Happy Black History Month — with love,
Jada
Definitions
Othering — view or treat (a person or group of people) as intrinsically different from and alien to oneself.
American Exceptionalism — American exceptionalism is the idea that the United States of America is a unique and even morally superior country for historical, ideological, or religious reasons. Proponents of American exceptionalism generally pair the belief with the claim that the United States is obligated to play a special role in global politics.
Citations
Baltimore, K. (2025, June 9). War on Dei: White fragility’s shameful obsession with black excellence. AmericaHates.US. https://americahates.us/articles/2025/2/20/war-on-dei-white-fragilitys-shameful-obsession-with-black-excellence
Friedrich Nietzsche. (n.d.). In W. K. Kaufmann & R. J. Hollingdale (Trans.), Book Two: Critique of Highest Values (pp. 199–199). essay, The Vintage Giant.

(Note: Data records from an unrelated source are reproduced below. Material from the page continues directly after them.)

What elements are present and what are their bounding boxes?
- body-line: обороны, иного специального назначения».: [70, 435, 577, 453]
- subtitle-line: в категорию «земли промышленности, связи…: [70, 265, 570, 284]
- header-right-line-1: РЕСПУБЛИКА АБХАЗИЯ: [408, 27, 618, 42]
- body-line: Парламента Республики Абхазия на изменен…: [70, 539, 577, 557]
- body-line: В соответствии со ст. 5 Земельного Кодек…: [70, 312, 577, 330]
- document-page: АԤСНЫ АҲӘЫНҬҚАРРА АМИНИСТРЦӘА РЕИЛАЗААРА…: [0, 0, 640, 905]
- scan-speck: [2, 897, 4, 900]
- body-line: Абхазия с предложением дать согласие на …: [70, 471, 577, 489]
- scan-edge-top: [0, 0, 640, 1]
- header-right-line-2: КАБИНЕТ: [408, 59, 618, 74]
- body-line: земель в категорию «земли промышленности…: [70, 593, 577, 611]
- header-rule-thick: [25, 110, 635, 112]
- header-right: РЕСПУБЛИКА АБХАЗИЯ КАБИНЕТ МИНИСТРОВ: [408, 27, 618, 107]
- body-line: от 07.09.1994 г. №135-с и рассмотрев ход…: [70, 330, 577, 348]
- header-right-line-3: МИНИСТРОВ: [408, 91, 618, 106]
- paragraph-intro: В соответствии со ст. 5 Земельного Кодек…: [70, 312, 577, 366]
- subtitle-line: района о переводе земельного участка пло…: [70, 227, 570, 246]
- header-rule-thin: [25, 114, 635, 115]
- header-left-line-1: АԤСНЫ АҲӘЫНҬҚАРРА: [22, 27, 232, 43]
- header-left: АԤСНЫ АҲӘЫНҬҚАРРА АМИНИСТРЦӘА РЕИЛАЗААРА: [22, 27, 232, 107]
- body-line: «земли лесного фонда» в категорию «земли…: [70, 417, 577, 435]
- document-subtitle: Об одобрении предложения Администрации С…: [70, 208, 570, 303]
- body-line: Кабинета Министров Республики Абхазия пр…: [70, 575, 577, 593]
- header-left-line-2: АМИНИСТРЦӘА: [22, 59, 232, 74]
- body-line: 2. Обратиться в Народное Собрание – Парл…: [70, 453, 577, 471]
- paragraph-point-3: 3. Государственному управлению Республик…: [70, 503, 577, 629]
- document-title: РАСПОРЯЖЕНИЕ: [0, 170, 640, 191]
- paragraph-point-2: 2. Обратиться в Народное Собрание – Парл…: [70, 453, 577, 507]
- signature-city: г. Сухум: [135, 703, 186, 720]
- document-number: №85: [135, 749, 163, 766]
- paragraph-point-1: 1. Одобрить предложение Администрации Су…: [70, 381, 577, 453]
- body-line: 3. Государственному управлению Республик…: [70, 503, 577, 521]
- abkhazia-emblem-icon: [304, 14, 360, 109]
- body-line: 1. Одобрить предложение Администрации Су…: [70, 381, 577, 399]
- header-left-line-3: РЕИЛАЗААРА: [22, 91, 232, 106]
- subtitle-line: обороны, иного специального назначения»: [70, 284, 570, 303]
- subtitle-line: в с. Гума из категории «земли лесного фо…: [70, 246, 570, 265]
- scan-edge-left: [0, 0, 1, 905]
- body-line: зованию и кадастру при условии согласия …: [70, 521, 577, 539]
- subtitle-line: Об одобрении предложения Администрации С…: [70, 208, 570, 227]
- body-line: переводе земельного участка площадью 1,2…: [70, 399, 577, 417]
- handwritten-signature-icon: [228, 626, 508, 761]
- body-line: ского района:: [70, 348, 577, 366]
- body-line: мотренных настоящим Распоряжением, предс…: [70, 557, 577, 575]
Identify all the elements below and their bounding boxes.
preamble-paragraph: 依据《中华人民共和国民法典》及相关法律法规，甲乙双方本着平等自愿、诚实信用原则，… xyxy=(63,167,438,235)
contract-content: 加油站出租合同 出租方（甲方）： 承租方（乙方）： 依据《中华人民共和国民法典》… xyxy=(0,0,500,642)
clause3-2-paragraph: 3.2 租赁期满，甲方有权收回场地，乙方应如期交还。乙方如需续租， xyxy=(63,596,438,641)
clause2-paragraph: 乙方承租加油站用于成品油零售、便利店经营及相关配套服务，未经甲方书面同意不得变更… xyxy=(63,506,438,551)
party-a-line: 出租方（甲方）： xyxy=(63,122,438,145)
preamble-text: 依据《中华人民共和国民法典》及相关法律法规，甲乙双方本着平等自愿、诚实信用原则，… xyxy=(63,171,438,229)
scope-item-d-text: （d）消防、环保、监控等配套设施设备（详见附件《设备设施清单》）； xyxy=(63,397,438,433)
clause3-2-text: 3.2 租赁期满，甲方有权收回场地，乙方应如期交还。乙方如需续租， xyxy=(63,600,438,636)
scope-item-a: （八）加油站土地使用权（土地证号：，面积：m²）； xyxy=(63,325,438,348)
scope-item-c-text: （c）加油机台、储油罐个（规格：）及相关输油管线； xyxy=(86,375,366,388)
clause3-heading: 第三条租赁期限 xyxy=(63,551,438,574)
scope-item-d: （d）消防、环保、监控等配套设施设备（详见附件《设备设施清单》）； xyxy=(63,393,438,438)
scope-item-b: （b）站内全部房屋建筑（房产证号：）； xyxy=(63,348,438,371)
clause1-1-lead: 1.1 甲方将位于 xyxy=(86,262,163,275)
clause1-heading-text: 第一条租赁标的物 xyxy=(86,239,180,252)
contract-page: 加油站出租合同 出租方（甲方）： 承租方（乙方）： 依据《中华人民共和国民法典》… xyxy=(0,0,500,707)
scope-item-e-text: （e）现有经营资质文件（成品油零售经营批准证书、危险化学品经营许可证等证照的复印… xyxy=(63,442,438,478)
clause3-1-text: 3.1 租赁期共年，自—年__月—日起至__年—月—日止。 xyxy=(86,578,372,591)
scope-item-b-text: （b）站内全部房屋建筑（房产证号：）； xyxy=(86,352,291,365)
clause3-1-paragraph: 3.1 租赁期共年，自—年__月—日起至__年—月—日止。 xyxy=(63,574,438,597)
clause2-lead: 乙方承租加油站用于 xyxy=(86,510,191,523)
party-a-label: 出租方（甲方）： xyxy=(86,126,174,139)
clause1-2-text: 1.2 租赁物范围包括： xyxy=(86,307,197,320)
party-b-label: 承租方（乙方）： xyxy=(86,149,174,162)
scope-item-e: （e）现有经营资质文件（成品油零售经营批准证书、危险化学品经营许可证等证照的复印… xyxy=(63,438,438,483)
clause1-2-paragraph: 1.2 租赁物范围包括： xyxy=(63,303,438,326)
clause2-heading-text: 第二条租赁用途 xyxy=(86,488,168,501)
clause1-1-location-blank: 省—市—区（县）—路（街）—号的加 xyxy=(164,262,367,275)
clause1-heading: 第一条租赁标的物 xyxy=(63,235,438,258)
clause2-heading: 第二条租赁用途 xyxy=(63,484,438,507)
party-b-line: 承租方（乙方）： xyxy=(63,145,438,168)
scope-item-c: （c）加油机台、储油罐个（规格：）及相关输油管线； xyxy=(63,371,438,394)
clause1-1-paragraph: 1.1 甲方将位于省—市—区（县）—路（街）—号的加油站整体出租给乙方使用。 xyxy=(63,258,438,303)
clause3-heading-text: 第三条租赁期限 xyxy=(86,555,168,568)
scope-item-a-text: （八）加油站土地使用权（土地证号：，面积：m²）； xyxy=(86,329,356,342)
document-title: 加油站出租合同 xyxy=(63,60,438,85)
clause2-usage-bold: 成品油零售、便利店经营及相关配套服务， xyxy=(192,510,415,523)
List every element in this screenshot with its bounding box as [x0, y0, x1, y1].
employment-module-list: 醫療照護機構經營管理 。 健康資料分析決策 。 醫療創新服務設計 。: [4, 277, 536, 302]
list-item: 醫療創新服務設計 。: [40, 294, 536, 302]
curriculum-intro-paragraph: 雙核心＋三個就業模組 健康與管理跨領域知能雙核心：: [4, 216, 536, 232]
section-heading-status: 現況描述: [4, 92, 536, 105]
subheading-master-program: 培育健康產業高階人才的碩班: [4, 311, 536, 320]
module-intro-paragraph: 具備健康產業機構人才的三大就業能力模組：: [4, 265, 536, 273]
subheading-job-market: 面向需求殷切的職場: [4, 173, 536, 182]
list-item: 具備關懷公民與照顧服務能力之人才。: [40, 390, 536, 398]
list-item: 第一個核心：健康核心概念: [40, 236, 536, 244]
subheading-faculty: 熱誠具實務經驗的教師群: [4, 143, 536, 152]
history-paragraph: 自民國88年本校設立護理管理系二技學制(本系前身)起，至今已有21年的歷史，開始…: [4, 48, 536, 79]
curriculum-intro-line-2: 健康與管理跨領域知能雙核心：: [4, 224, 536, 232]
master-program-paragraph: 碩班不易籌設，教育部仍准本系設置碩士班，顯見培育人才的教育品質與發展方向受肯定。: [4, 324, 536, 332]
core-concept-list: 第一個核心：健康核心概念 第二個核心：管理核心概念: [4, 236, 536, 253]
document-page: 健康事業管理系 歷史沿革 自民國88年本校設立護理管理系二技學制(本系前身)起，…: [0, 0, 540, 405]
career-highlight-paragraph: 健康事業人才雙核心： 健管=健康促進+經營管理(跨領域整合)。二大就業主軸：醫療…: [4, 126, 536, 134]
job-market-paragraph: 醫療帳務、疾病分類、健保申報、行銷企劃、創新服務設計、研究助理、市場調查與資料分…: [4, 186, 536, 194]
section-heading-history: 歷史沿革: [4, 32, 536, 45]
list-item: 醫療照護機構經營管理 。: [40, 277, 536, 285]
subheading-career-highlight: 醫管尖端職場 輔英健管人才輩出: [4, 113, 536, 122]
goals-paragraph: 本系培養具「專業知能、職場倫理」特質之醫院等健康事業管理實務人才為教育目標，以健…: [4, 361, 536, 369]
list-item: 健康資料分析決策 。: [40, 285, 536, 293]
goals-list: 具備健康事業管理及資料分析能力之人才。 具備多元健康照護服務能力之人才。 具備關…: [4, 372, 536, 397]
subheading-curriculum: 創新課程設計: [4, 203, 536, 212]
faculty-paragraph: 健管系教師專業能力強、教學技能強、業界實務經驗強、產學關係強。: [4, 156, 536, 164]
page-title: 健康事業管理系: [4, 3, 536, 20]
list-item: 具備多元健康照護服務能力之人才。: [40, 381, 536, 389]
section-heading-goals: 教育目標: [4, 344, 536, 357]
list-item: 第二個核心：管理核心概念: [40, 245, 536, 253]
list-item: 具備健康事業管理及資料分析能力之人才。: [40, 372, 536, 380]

Goodbody, L. (2026, January 9). Problematic picasso: Misogyny & exoticism in his life & work: MyArtBroker: Article. MyArtBroker. https://www.myartbroker.com/artist-pablo-picasso/articles/problematic-picasso-misogyny-exoticism




Unbelievable, but nevertheless NOT surprising. There is so much that I want to say but at this time my emotions are all over the place. Instead, I will continue to lift you up in prayer and encourage you to continue to be the BEST that you know you are capable of being. 🩷
“For I know the plans I have for you,” declares the Lord, “plans to prosper you and not to harm you, plans to give you hope and a future.” Jeremiah 29:11 (NIV) 🙏🏽
Hi, Jada. I am sorry that your film was not screened. Would love to see it. I can unquestionably see how that would be infuriating, embarrassing, hurtful, and a whole lot of other things, none of them good. I am white. I am a strong believer in excellence, not just in the arts, but in all its forms. In fact, two of my personal beliefs are “if that person can do it, I can do it” and “if something it worth doing, it is worth being great at,” so I share your frustration with mediocrity regardless of race, religion, or other classification. As an artist and creator, I tend to be a perfectionist and as the owner of a medical practice, I tend to be a perfectionist. I have seen excellent teams build on success after success through mindset and I have seen teams make sure that things do not succeed, also based on mindset. I’ve also been on the receiving end of some fucked up shit at the hands of both white and non-white people and conversely, I have equally been given great gifts in the form of friendship, support, and assistance from both. I am sharing my experience only to say that I understand and can relate. Not to all of it, for sure. But unquestionably, to some of it. In the little that I know about you, I have experienced you as a brilliant, meticulous, creative, and beautiful person. My feeling is that you have every making necessary for success and I would love for you to ride that super wave. As for your event, I wasn’t there. I didn’t experience it, and I didn’t see or experience how you were treated. But I can say that I have had similar experiences in the past and I know what it’s like to be othered despite being a white male in America. Please understand that I am not in any way minimizing, discounting, or in any way pushing back on your experience or your feelings. Would love to continue this conversation with you in a format in which lived experiences and nuanced ideas are not misconstrued, but built upon. Keep moving forward.